Leland C. Clark received his Ph.D. in biochemistry and physiology at the University of Rochester School of Medicine. Dr. Clark, one of the century's most prolific biomedical inventors and researchers, is recognized for pioneering several medical milestones credited with saving thousands of lives and advancing the technology of modern medicine. His research accomplishments include the development of the first successful heart-lung machine, the advancement of technology leading to the development of one of the first intensive care units in the world, and pioneering research in biomedical applications of perfluorocarbons and biosensors. He has published more than 400 scientific papers in biomedicine and has generated numerous US and foreign patents, mainly in the field of medical instrumentation and fluorocarbons. He is the recipient of numerous honors and awards including induction into the National Academy of Engineering and the Engineering and Science Hall of Fame.

It is generally agreed that biosensor history started in 19621 and that the progenitor of the biosensor was the American scientist Leland C. Clark. Clark had studied the electrochemistry of oxygen gas reduction at platinum (Pt) metal electrodes, pioneering the use of the later as an oxygen- (and therefore chemi-) sensor. In fact, Pt electrodes used to detect oxygen electrochemically are often referred to generically as "Clark electrodes".

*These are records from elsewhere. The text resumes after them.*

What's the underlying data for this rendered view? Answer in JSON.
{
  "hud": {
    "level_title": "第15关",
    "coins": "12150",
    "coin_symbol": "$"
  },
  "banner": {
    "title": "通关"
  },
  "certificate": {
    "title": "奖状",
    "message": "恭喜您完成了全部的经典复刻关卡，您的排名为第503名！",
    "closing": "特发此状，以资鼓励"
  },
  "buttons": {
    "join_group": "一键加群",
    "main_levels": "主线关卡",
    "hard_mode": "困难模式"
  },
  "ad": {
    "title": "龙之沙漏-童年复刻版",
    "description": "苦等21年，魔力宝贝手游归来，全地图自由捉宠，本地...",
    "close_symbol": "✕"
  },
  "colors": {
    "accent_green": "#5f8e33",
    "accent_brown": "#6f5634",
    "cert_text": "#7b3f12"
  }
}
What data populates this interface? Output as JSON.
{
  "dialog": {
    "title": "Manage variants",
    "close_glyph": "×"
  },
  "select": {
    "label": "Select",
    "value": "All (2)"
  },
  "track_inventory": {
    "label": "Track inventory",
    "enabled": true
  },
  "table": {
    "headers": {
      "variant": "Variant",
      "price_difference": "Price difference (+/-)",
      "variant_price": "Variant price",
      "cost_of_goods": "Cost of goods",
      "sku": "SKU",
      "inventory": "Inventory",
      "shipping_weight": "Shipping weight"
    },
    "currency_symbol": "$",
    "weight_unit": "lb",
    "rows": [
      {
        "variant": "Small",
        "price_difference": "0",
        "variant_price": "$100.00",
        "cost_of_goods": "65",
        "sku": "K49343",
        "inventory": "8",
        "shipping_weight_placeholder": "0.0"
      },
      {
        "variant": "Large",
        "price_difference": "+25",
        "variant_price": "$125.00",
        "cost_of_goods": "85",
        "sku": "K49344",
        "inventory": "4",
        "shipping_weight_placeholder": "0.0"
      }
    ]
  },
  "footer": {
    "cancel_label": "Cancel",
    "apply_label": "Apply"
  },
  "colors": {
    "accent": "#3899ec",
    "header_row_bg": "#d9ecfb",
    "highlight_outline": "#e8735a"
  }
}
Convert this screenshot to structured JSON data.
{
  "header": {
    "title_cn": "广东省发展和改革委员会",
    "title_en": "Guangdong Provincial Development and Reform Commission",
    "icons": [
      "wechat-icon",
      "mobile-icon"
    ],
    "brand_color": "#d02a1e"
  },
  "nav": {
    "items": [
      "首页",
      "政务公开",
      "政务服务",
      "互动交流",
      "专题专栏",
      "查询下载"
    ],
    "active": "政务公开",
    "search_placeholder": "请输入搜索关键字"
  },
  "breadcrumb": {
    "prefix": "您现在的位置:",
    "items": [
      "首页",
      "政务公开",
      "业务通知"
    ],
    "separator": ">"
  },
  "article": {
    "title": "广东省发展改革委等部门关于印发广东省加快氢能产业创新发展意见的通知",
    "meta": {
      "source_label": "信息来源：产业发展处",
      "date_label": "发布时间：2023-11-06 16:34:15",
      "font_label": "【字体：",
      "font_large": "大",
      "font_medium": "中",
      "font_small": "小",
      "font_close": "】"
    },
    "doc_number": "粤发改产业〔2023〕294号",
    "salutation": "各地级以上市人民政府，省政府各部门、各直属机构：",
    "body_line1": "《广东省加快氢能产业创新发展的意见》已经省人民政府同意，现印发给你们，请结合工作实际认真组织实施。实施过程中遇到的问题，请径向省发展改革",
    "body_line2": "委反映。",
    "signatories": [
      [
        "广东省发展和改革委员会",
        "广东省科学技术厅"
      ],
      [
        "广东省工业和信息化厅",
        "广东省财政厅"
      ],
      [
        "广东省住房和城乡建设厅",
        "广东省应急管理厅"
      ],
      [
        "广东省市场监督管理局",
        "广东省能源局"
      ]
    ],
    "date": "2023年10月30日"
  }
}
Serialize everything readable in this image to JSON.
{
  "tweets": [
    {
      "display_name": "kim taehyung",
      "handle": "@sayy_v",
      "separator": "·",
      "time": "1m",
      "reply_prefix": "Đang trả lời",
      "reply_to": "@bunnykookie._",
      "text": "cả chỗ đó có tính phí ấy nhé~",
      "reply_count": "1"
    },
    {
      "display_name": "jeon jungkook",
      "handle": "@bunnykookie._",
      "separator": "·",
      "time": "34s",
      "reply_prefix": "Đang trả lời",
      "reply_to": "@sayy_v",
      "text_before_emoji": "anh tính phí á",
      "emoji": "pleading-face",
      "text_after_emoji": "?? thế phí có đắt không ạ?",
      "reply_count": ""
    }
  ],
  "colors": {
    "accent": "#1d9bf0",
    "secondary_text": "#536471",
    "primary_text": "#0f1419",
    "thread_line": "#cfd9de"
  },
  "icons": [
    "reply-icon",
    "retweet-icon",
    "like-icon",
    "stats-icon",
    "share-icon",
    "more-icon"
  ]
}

These electrodes have a thin organic membrane covering a layer of electrolyte and two metallic electrodes. Oxygen diffuses through the membrane and is electrochemically reduced at the cathode. There is a carefully fixed voltage between the cathode and an anode so that only oxygen is reduced. The greater the oxygen partial pressure, the more oxygen diffuses through the membrane in a given time. This results in a current that is proportional to the oxygen in the sample. Temperature sensors built into the probe on some advanced measurement systems allow compensation for the membrane and sample temperatures, which affect diffusion speed and solubility. The meter uses cathode current, sample temperature, membrane temperature, barometric pressure and salinity information to calculate the dissolved oxygen content of the sample in either concentration (ppm) or percent saturation t% Sat). The voltage for the reduction can either be supplied electronically by the meter (potentiometric oxygen electrode) or dissimilar metals may be used for the two electrodes, picked so that the correct voltage is generated between them (galvanic electrode).  
 

Clark had the ingenious idea of placing very close to the surface of the platinum electrode (by trapping it physically against the electrode with a piece of dialysis membrane) an enzyme that reacted with oxygen. He reasoned that he could follow the activity of the enzyme by following the changes in the oxygen concentration around it, thus a chemosensor became a biosensor. Based on this experience and addressing his desire to expand the range of analytes that could be measured in the body, he made a landmark address in 1962 at a New York Academy of Sciences symposium in which he described how "to make electrochemical sensors (pH, polarographic, potentiometric or conductometric) more intelligent" by adding "enzyme transducers as membrane enclosed sandwiches". The concept was illustrated by an experiment in which glucose oxidase was entrapped at a Clark oxygen electrode using dialysis membrane. The decrease in measured oxygen concentration was proportional to glucose concentration. In the published paper (Clark, L.C. Jnr. Ann. NY Acad. Sci. 102, 29-45, 1962), Clark and Lyons coined the term enzyme electrode. Clark's ideas became commercial reality in 1975 with the successful re-launch (first launch 1973) of the Yellow Springs Instrument Company (Ohio) glucose analyser based on the amperometric detection of hydrogen peroxide. This was the first of many biosensor-based laboratory analysers to be built by companies around the world.